Am Morgen verbreitet sich die Nachricht über den Diebstahl wie ein Lauffeuer. Der Gouverneur kam herbeigeritten. Er wollte nicht glauben, dass eingebrochen worden war und er ließ seine Leute die Mauern und das Eisentor nach einem Schlupfloch absuchen. Als sich die Suche als ergebnislos erwies, stellte er fest: „Der Dieb ist also einer von denen, die hier arbeiten.“ Dann befahl er, die Wächter solange zu traktieren sein, bis sie den Diebstahl oder die Mittäterschaft gestehen.

Inzwischen hatten die Diebe das Diebesgut an einen sicheren Ort gebracht und waren zur Karawanserei zurückgekehrt um zu sehen, was inzwischen passiert war. Sie wurden Zeuge wie die armen Wächter gepeitscht wurden und hörten ihre Schmerzenschreie.

Der Anführer der Diebe sagte beim Anblick dieser Szene: „Es wird Gott nicht gefallen, dass diese armen Kerle für etwas geschlagen werden, was sie nicht verbrochen haben!“

So trat er vor und rief mit lauter Stimme:

„Haltet ein!“

Alle wandten sich dem fremden Mann zu. Er trat näher und rief: „Lasst sie in Ruhe. Sie sind unschuldig. Ich habe den Diebstahl verübt.“

Der Gouverneur sagte: „Was!? Du warst der Dieb? Wie bist du denn eingebrochen?“

Der Chef der Diebe beschrieb ihm wie er in die Karawanserei eingedrungen war.

Alle gingen zum Brunnen und schauten hinunter.

Da fragte der Gouverneur: „Und wo sind die Sachen der Reisenden? Zeig sie uns!“

Da sagte der Dieb: „Hier im Brunnen. Einer kann runtersteigen und nachsehen!“

Aber keiner hatte den Mut dazu. Da sagte der Diebeschef: „Kommt, bindet mir ein Seil um, ich werde selber hinabsteigen!“

Als sie ihn dann in den Brunnen herabgelassen hatte, knüpfte er schnell das Seil los, schlüpfte in den unterirdischen Tunnel und suchte das Weite. Unterdessen hatten sich auch seine Kumpel leise davongemacht.

Die Reisenden standen noch eine ganze Weile vor dem Brunnen und warteten auf ihr Hab und Gut. Doch der Dieb ließ sich nicht blicken. So berieten sie und schickten schließlich einen der Leute des Gouverneurs in den Brunnen.

Der fand den unterirdischen Tunnel und kroch hindurch.

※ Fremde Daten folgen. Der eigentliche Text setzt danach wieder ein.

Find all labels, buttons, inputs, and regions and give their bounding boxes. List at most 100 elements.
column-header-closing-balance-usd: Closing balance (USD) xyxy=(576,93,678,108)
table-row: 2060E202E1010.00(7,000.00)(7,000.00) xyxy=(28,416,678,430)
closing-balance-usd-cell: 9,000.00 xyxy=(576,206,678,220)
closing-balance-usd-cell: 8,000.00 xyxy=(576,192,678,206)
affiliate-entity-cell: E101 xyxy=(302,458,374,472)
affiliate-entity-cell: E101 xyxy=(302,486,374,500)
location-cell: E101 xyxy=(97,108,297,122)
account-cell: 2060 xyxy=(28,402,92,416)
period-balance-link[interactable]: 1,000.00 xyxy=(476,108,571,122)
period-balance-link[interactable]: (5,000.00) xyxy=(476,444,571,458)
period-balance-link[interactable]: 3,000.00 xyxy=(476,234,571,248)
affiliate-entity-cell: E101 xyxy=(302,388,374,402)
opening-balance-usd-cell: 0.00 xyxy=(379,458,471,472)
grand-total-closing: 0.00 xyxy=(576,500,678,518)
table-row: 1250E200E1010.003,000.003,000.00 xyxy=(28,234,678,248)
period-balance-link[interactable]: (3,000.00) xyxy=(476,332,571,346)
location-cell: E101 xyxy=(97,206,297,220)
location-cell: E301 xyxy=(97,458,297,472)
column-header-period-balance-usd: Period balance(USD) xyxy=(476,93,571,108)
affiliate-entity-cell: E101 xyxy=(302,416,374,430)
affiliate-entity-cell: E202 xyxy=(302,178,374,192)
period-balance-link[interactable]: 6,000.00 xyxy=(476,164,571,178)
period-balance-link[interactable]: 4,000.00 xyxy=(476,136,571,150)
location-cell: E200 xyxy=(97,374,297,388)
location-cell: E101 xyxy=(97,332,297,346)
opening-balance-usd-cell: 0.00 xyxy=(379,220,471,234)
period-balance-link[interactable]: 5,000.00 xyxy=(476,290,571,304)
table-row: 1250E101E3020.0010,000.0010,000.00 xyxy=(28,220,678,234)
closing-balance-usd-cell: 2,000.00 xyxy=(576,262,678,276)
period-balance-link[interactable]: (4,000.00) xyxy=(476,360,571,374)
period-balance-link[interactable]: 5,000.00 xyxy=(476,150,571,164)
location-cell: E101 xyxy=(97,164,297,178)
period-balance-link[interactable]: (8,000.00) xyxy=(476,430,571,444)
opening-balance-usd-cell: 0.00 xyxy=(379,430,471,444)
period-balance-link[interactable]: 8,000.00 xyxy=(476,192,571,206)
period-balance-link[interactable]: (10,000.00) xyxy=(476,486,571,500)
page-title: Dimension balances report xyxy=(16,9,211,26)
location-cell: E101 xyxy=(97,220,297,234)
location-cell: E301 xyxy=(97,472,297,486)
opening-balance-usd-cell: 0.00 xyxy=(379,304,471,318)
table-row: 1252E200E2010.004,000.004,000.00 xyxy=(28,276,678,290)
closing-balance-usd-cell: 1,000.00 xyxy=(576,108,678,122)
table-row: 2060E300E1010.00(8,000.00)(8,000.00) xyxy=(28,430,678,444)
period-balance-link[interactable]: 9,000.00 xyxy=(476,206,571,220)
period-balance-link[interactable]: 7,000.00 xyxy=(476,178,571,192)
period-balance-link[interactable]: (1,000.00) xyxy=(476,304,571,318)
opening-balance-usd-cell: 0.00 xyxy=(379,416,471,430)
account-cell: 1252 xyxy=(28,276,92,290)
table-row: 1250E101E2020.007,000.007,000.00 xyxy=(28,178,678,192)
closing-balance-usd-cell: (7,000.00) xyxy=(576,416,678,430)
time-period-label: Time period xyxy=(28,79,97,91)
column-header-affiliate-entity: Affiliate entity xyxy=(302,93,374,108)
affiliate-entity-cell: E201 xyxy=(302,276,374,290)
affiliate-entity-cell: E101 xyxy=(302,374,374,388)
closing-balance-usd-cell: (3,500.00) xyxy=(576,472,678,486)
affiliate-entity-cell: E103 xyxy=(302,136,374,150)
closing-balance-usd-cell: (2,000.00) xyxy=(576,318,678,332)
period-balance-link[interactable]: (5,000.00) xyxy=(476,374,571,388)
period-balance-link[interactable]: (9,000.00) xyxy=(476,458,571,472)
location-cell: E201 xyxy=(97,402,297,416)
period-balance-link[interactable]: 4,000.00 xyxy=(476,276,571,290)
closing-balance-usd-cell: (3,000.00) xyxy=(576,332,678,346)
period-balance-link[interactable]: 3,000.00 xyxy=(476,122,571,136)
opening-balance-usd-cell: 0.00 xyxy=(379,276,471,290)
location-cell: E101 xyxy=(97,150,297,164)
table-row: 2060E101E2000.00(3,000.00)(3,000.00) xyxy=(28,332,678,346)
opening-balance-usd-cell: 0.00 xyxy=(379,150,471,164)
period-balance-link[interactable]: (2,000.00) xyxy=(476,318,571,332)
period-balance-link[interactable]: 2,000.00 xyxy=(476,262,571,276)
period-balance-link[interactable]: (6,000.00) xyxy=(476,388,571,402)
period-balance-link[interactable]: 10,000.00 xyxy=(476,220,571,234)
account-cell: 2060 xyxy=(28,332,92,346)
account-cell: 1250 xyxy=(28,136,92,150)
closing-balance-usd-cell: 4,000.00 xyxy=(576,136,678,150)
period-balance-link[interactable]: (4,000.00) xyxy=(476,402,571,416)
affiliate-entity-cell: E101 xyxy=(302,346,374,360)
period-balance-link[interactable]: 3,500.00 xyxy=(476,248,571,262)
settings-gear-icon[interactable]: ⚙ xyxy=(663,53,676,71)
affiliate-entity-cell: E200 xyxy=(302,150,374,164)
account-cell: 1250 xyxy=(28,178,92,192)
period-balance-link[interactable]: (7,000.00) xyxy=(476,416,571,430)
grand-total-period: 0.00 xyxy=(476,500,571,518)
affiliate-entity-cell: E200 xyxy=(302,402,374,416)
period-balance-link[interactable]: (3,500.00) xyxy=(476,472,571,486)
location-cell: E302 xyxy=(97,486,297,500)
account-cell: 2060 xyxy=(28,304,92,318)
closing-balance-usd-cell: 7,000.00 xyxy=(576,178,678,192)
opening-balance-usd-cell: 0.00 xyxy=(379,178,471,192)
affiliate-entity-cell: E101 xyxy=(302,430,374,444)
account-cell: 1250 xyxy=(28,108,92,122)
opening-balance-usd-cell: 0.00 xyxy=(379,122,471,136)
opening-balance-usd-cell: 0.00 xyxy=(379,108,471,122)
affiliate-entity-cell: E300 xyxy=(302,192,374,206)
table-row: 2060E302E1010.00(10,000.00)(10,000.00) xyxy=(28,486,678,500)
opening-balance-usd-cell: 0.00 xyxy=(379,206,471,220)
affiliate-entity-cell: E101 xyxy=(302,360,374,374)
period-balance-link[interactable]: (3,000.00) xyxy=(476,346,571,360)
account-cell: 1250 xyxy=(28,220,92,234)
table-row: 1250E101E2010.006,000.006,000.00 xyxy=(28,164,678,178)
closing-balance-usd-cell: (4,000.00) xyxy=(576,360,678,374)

Der Gouverneur und die Reisenden umringten immer noch den Brunnen als er durch das Tor wieder die Karawanserei betrat und die anderen rief. Da hatten nun alle begriffen, dass der Dieb die Wahrheit gesagt hatte. Und die Wächter wurden freigelassen. Während der Gouverneur nervös hin und her schritt rief plötzlich einer der Reisenden, der einen Teil seines Gutes verloren hatte: „Dieser Dieb war ein anständiger Mensch. Es macht mir nichts aus, dass er mir etwas gestohlen hat. Er soll es behalten und sich daran freuen. Es war ein Dieb mit Anstand. Er hat sich in Gefahr gebracht, um Unschuldige zu retten. Stehlen ist etwas Schlechtes, aber wenn schon jemand Schlechtes tut, sollte er wenigstens wie dieser Mann anständig sein.“

Seitdem sagt man zu jemanden, der etwas Hässliches tut aber zugleich auch Anstand besitzt: Dozd Basch wa Mard basch. Vielleicht kann man es so übersetzen: Du kannst ein Dieb sein, aber bleib wenigsten fair.